1945 yılı sonrası dünyanın kesin kuralı şudur: “Amerika’ya dost olarak işe yaramazsan düşman olarak işe yararsın. Amerika, dostlarından kazandığından daha çok parayı düşmanlarından kazanıyor 50 senedir…”

Devlet tam da bu keskin dengenin üzerinde savaş veriyor. Uluslararası varlık ve söz hakkı mücadelemizin kritik aşamasındayız. Türkiye’nin Irak, Kazakistan, Suriye, Ürdün, Arnavutluk, Yunanistan olmadığını onlar çok iyi biliyorlar. Asıl dert bunu biz bilmiyoruz. Şimdi bu sınıf atlamaya, gerçek yerimize gelmeye çalıştığımız büyük gelecek kavgasında devletin hareket kabiliyeti doğrudan sivil kamuoyunun birlikteliğine bağlı. Konu AK Parti-CHP meselesi değildir. Şu anda CHP’nin bile kendi içinde yaşadığı kavga Türkiye’ye zarar verir.
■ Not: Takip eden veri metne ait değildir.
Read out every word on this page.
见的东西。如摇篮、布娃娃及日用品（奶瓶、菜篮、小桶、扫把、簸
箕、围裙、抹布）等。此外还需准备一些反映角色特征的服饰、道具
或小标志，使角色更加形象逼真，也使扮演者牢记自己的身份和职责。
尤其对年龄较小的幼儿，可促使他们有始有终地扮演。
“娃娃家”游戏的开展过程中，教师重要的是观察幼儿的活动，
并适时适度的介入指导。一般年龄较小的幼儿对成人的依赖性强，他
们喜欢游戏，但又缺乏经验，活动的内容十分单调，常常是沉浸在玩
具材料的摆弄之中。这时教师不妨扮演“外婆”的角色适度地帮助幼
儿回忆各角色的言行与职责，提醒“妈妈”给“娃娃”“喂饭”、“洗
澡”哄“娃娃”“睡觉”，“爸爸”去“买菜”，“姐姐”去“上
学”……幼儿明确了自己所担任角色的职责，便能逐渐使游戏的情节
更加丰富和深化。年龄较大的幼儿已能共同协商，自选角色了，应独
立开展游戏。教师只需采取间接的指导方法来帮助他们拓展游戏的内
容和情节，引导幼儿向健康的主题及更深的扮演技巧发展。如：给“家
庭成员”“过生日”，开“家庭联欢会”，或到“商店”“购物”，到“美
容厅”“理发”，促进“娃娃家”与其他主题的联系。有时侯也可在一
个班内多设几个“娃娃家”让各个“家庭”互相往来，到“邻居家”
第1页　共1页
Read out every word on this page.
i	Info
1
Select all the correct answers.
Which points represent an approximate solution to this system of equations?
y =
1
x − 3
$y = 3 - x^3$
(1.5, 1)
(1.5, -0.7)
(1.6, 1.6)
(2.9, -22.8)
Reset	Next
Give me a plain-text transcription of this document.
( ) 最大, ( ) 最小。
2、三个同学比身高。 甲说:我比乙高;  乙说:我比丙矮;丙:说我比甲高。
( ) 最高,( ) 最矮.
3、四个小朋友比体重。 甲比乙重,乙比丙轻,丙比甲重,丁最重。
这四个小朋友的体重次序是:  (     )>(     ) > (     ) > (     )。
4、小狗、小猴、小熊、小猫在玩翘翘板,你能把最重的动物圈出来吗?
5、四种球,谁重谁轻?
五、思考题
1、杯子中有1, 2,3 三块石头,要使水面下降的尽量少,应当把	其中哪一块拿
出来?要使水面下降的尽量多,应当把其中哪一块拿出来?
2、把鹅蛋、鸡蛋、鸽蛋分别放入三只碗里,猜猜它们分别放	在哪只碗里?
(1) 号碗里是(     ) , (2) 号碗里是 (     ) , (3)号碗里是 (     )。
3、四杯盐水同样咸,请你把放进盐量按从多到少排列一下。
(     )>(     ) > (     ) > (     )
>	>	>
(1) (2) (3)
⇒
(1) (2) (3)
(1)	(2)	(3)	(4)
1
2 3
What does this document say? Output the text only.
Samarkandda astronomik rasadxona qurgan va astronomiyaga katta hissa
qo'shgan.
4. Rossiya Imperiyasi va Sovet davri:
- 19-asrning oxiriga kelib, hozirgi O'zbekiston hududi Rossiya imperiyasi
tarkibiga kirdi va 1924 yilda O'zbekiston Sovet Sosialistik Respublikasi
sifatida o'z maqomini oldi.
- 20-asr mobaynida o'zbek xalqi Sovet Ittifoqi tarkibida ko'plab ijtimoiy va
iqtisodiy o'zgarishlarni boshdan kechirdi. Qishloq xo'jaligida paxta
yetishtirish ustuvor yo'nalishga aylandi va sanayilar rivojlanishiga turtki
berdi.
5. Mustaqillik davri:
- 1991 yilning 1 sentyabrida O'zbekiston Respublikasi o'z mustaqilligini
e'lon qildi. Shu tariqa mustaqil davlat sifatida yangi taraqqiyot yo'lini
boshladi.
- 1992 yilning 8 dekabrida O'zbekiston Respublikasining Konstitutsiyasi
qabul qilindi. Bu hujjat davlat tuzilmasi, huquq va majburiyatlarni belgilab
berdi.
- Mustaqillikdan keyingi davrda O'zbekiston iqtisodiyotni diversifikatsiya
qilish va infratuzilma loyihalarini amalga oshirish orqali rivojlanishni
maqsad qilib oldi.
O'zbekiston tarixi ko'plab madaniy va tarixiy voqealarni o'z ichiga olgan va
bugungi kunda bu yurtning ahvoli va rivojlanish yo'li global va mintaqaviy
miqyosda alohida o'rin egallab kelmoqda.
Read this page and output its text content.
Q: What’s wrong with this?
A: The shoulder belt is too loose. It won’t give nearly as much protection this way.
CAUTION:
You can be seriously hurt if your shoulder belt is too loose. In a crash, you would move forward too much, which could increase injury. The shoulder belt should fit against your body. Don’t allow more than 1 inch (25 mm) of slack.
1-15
Hemen acilen, ya Kılıçdaroğlu ya İnce kendini Türkiye’nin geleceği için feda etmeli ve CHP bir araya gelmelidir mesela. Her aile önce kendi içinde birlik olacak. Sonra bütün aileler aralarında birlik olacak. Sonunda herkes devleti etrafında birlik olacak. Bunun başka hiçbir yolu yok. En ufak bir şımarıklık kalenin kapısını içeriden açmaktır. İlaç saklayan ecza depoları, ‘Dur bakalım bayram geçsin’ diye un stoklayan değirmenler, ithalatla hiçbir ilgisi olmayan mallara zaman yapan toptancılar, kiracılarını arayıp zam isteyen mal sahipleri ya da ‘Para yok’ diye dolar bozmayan döviz büroları hepsi düşmana üç kuruş için içeriden kapı açan hainlerdir işte. Yalan yanlış haberler yapan gazetecilerse kalenin üzerine çıkıp düşmana “Buraya vurun” diye işaret veren casuslardır. Bütün yaşanan bu sancılar, Türkiye’nin yeni seviyesini kabul ettirme kavgası.

Hep birlikte Türkiye’yi müdafaa ederken öte yandan acele etmemiz gereken başka bir konu da krizi derinleştirme ve dünyaya yayma çabaları olmalıdır. Çünkü bu kriz, ABD’nin düşmanlarının sayısını artırdığı gibi ona karşı ittifakları da büyütüyor. Bu durumda 1945 sonrası sömürü düzenini sarsmak için birinci hamle olan “Dolar hegemonyasının bozma” hedefi bu savaşın şiddetinin artmasıyla sağlanabilir.